4. He’s Marking His Territory
Some dogs are more territorial than others. They don’t want to leave any doubt that a certain place or object belongs to them. We humans sometimes declare ownership by labeling or monogramming our belongings. Dogs “label” their things with their scent, specifically urine.
Urine marking occurs most frequently in male dogs that haven’t been neutered. It can also be a problem for intact females. Occasionally, even spayed and neutered dogs get into the habit of urine marking, especially if it was a habit that they developed earlier in their lives before they were altered.
To learn more about urine marking and how to stop it, read this.

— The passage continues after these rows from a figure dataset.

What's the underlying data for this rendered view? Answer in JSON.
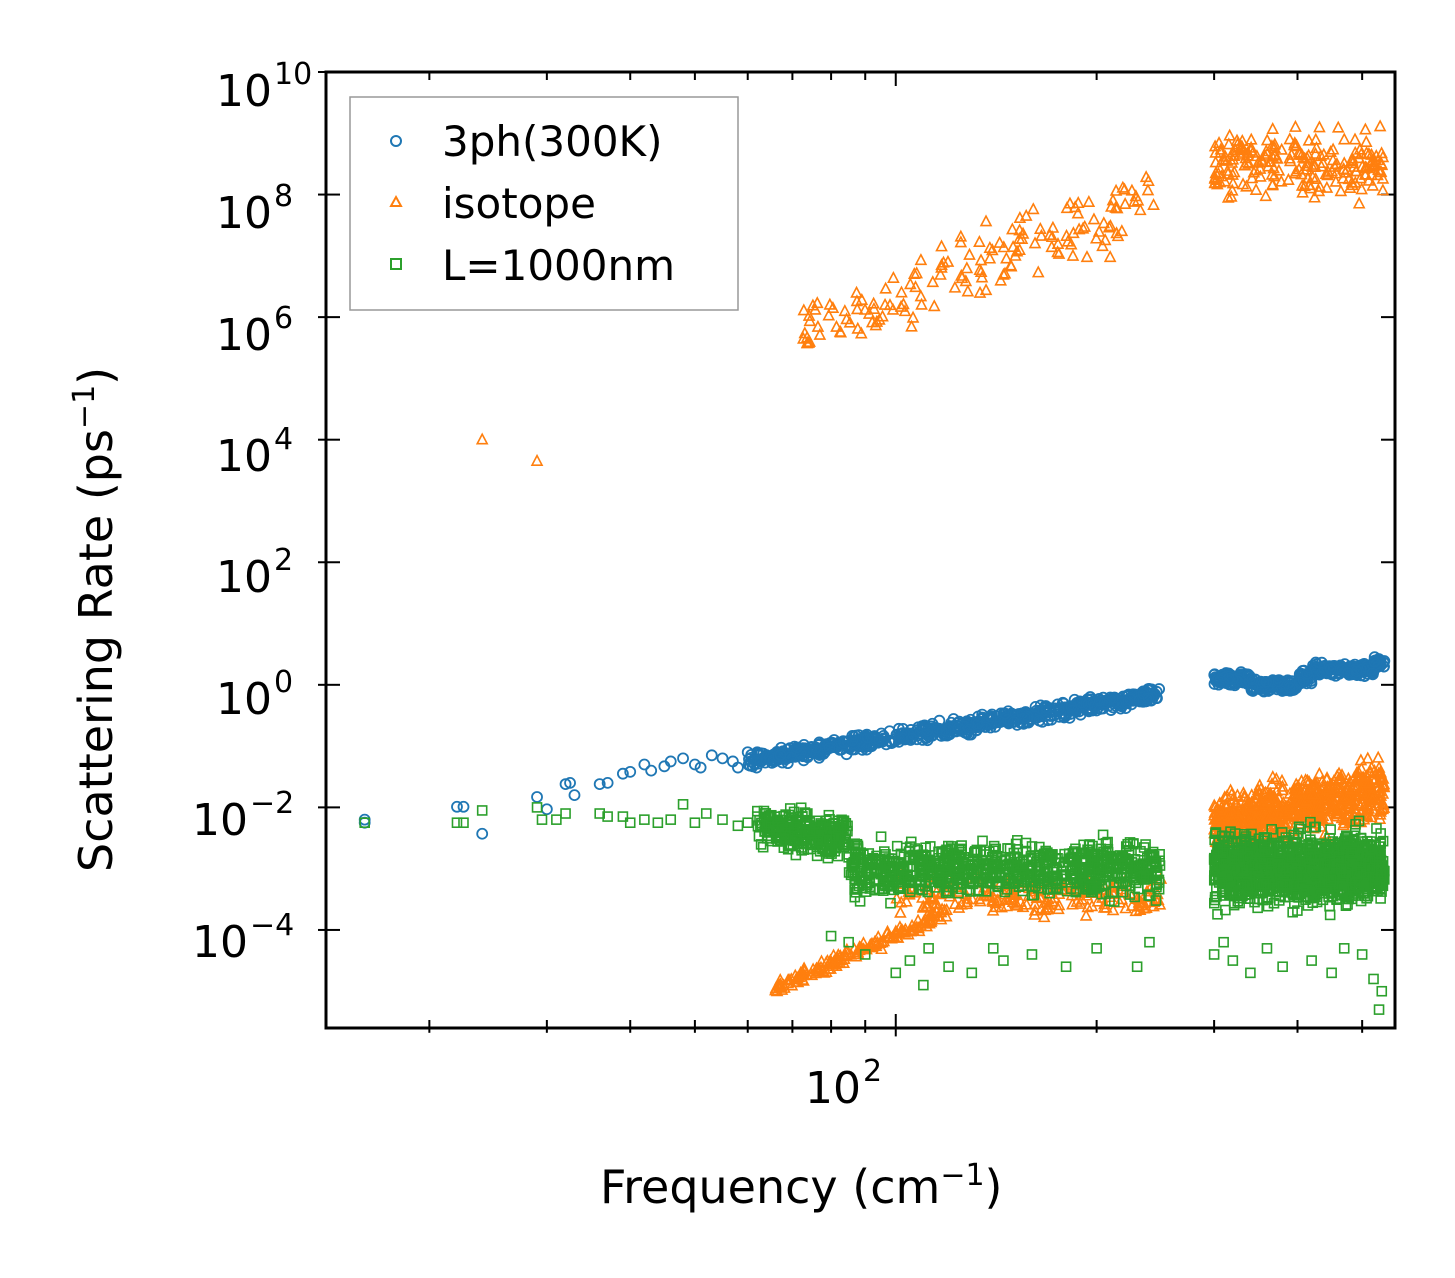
{
  "chart_data": {
    "type": "scatter",
    "title": "",
    "xlabel": "Frequency (cm",
    "xlabel_sup": "−1",
    "xlabel_end": ")",
    "ylabel": "Scattering Rate (ps",
    "ylabel_sup": "−1",
    "ylabel_end": ")",
    "xscale": "log",
    "yscale": "log",
    "xlim": [
      14,
      560
    ],
    "ylim_exp": [
      -5.6,
      10
    ],
    "x_ticks": [
      {
        "base": "10",
        "exp": "2"
      }
    ],
    "y_ticks": [
      {
        "base": "10",
        "exp": "10",
        "value_exp": 10
      },
      {
        "base": "10",
        "exp": "8",
        "value_exp": 8
      },
      {
        "base": "10",
        "exp": "6",
        "value_exp": 6
      },
      {
        "base": "10",
        "exp": "4",
        "value_exp": 4
      },
      {
        "base": "10",
        "exp": "2",
        "value_exp": 2
      },
      {
        "base": "10",
        "exp": "0",
        "value_exp": 0
      },
      {
        "base": "10",
        "exp": "−2",
        "value_exp": -2
      },
      {
        "base": "10",
        "exp": "−4",
        "value_exp": -4
      }
    ],
    "legend_position": "top-left",
    "series": [
      {
        "name": "3ph(300K)",
        "marker": "circle",
        "color": "#1f77b4",
        "sample_points": [
          [
            16,
            -2.2
          ],
          [
            22,
            -2.0
          ],
          [
            22.5,
            -2.0
          ],
          [
            24,
            -2.4
          ],
          [
            29,
            -1.8
          ],
          [
            30,
            -2.0
          ],
          [
            32,
            -1.6
          ],
          [
            33,
            -1.8
          ],
          [
            36,
            -1.6
          ],
          [
            39,
            -1.4
          ],
          [
            42,
            -1.2
          ],
          [
            50,
            -1.3
          ],
          [
            60,
            -1.1
          ],
          [
            75,
            -0.8
          ],
          [
            100,
            -1.0
          ],
          [
            130,
            -0.6
          ],
          [
            160,
            -0.4
          ],
          [
            200,
            -0.2
          ],
          [
            250,
            -0.15
          ],
          [
            300,
            0.1
          ],
          [
            350,
            -0.1
          ],
          [
            400,
            0.2
          ],
          [
            450,
            0.25
          ],
          [
            520,
            0.3
          ]
        ]
      },
      {
        "name": "isotope",
        "marker": "triangle",
        "color": "#ff7f0e",
        "sample_points": [
          [
            24,
            4.0
          ],
          [
            29,
            3.6
          ],
          [
            71,
            5.6
          ],
          [
            73,
            5.1
          ],
          [
            76,
            6.4
          ],
          [
            80,
            5.6
          ],
          [
            90,
            6.8
          ],
          [
            100,
            7.3
          ],
          [
            110,
            6.0
          ],
          [
            120,
            7.2
          ],
          [
            140,
            7.8
          ],
          [
            160,
            7.5
          ],
          [
            180,
            8.2
          ],
          [
            200,
            7.6
          ],
          [
            250,
            8.3
          ],
          [
            300,
            8.9
          ],
          [
            350,
            8.5
          ],
          [
            400,
            8.8
          ],
          [
            450,
            8.3
          ],
          [
            520,
            9.1
          ],
          [
            530,
            8.5
          ]
        ]
      },
      {
        "name": "L=1000nm",
        "marker": "square",
        "color": "#2ca02c",
        "sample_points": [
          [
            16,
            -2.2
          ],
          [
            22,
            -2.2
          ],
          [
            24,
            -2.0
          ],
          [
            29,
            -2.0
          ],
          [
            32,
            -2.1
          ],
          [
            39,
            -2.1
          ],
          [
            50,
            -2.1
          ],
          [
            60,
            -2.3
          ],
          [
            75,
            -2.5
          ],
          [
            90,
            -3.0
          ],
          [
            110,
            -3.1
          ],
          [
            140,
            -2.9
          ],
          [
            170,
            -3.0
          ],
          [
            200,
            -3.2
          ],
          [
            250,
            -3.1
          ],
          [
            300,
            -3.0
          ],
          [
            350,
            -2.9
          ],
          [
            400,
            -2.9
          ],
          [
            450,
            -3.0
          ],
          [
            520,
            -2.8
          ]
        ]
      }
    ]
  }
}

5. Your Dog is Anxious or Nervous
There isn’t always a physical explanation for a dog peeing in the house. Sometimes the triggers are in their little doggy minds.

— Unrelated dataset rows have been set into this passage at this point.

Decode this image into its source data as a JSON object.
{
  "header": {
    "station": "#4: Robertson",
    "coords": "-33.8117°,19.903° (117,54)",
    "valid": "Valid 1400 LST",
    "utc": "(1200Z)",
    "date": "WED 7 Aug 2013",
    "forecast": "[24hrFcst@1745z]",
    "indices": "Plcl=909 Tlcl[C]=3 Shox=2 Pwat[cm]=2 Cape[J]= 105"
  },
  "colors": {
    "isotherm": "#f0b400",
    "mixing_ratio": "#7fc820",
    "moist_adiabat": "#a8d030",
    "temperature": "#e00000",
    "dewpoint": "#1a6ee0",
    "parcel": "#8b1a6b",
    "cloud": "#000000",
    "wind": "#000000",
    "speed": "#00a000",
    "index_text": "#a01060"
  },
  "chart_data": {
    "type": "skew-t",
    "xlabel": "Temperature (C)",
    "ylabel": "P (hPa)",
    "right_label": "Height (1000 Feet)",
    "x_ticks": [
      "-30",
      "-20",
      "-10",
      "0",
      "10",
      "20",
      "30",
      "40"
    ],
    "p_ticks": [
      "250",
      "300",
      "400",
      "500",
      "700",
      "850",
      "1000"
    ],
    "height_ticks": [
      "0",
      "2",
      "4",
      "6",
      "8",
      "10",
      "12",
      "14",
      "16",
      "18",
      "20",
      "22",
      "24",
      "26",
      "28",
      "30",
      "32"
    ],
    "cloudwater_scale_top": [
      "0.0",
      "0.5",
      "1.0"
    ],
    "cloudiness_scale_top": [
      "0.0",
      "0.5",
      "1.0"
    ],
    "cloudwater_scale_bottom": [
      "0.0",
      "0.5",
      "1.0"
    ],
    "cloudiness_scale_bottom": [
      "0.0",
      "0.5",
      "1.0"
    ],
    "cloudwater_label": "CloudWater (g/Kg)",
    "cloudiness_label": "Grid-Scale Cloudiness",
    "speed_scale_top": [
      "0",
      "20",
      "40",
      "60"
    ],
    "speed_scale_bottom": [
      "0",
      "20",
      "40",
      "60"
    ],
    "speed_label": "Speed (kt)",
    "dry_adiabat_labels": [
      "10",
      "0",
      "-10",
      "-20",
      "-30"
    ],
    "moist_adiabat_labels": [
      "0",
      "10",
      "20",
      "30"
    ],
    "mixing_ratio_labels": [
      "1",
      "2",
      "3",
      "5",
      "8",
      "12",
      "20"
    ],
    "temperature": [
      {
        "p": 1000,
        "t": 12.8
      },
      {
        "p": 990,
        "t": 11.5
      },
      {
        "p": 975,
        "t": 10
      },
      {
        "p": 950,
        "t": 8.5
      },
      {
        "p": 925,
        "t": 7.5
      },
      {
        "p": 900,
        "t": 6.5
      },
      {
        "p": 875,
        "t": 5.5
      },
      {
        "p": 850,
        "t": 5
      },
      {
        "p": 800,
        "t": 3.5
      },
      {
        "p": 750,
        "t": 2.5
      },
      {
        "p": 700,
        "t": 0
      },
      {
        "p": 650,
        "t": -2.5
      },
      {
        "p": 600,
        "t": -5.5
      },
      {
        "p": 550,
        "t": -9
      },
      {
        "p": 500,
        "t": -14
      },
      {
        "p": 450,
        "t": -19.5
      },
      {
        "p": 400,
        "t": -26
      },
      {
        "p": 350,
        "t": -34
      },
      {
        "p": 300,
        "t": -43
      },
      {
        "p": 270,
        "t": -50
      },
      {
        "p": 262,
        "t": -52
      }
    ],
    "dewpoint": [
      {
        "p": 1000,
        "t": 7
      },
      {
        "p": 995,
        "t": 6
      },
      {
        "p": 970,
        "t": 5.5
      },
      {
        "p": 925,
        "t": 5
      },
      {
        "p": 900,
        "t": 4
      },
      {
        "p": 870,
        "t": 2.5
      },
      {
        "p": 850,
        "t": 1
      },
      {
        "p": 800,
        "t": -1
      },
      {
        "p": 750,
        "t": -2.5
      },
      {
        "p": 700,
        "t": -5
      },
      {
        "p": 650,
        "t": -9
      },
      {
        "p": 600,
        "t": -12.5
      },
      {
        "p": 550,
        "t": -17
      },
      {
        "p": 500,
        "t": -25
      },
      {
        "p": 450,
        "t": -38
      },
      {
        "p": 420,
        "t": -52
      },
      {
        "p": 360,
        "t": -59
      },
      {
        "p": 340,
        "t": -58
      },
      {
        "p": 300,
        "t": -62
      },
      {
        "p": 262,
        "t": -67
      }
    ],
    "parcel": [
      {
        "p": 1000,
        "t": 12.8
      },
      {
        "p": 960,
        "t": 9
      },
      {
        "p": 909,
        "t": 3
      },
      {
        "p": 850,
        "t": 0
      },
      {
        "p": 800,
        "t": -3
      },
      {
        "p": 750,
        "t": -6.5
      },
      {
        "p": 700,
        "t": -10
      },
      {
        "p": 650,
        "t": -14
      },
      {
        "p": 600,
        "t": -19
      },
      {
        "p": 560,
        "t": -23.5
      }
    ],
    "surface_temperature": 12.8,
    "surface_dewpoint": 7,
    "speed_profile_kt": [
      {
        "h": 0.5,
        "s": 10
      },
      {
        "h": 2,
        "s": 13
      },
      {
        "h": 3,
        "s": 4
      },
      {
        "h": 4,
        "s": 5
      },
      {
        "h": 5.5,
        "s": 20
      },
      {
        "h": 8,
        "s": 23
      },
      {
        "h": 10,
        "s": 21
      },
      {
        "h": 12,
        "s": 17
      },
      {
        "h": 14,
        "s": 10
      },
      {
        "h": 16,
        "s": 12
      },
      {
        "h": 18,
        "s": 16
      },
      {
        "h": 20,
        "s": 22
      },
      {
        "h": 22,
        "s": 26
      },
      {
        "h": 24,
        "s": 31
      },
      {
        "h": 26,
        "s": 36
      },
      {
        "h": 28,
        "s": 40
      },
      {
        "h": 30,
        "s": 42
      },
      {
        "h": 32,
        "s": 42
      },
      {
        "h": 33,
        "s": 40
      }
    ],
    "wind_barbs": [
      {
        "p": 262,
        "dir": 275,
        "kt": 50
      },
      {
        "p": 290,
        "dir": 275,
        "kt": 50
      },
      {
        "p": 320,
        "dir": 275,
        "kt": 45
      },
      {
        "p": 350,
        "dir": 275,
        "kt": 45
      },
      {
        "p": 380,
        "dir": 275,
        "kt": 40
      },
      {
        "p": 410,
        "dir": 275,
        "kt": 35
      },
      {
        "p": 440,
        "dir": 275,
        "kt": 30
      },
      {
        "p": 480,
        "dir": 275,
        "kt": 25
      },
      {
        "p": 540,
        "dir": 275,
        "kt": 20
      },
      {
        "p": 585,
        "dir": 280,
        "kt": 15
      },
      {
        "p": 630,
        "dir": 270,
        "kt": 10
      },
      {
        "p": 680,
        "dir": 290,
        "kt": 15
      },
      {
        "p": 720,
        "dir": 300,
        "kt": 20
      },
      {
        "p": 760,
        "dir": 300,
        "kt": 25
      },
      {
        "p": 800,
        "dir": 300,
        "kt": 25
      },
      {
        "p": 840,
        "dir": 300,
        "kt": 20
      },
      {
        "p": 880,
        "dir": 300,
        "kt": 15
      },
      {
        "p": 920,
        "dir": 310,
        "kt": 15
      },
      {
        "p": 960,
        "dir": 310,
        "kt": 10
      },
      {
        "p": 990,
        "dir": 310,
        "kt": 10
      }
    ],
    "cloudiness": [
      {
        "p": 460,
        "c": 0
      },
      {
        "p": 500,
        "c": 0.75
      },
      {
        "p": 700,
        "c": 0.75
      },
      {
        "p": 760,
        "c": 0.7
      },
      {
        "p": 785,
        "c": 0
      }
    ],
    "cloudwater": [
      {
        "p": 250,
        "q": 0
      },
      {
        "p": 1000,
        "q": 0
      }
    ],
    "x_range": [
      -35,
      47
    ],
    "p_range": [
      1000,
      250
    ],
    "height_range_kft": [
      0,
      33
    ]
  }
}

Peeing in the house is one sign of anxiety in dogs. Any situation that causes your dog to feel anxious could cause him to pee on the floor. Here are a few of the more common ones:
- Changes in routine, like a pet parent going back to work after a long hiatus at home.
- Noise from things like fireworks, thunderstorms, and traffic.

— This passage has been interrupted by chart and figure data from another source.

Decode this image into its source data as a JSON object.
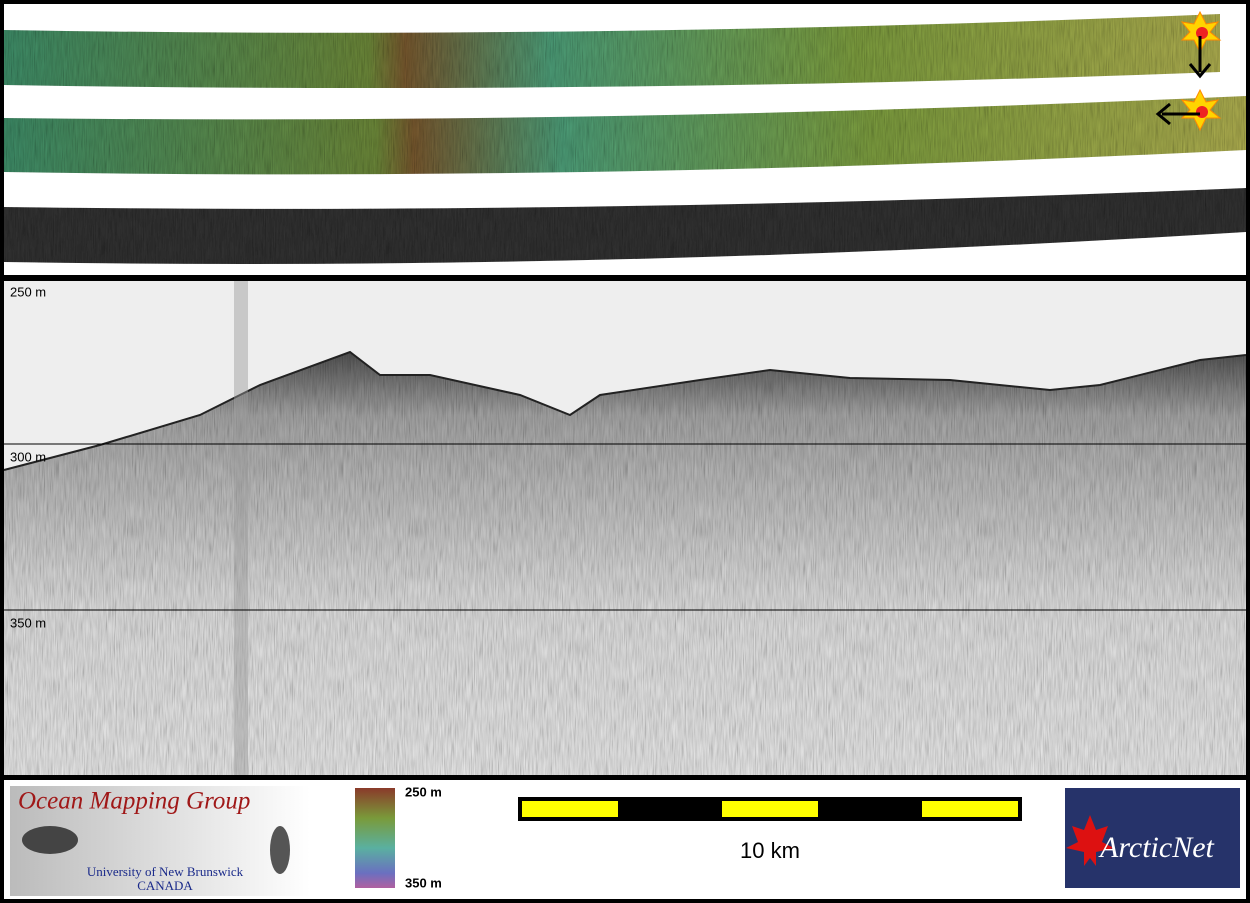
{
  "profile": {
    "depth_labels": [
      "250 m",
      "300 m",
      "350 m"
    ]
  },
  "legend": {
    "group_name": "Ocean Mapping Group",
    "university": "University of New Brunswick",
    "country": "CANADA",
    "colorbar_labels": [
      "250 m",
      "350 m"
    ],
    "scale_label": "10 km",
    "partner": "ArcticNet"
  }
}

- Separation anxiety caused by being home alone.
- Changes in the environment, such as new items or furniture, items belonging to guests, or a move to an entirely new home. Your dog may not associate these things with being off-limits.
- New people or animals who may visit your home or even a new addition to the family. The arrival of a new person or pet in the home may leave your dog feeling threatened and trigger the urge to pee. Some dogs even pee in response to strange animals or people they observe walking by on the street.
In addition to anxiety, over-excitement sometimes triggers the urge to urinate. This is more common in puppies than in older dogs, but some dogs don’t outgrow the tendency to lose control of their bladders when they’re excited.
Submission, either to people or to other animals, causes some dogs to pee on the spot. If your dog leaves a puddle on the floor when someone is standing over him, this could be a sign of submissive peeing.
If you suspect that a psychological issue is causing your dog to pee indoors, be sure to talk to your veterinarian for treatment suggestions. You can find a Veterinary Behaviorist near you using this link.
My heart goes out to pet parents who are dealing with indoor peeing problems. Please remember that there is hope for ending problematic behavior! It will take time, effort, and consistency, but your pup — and your house — will thank you for it.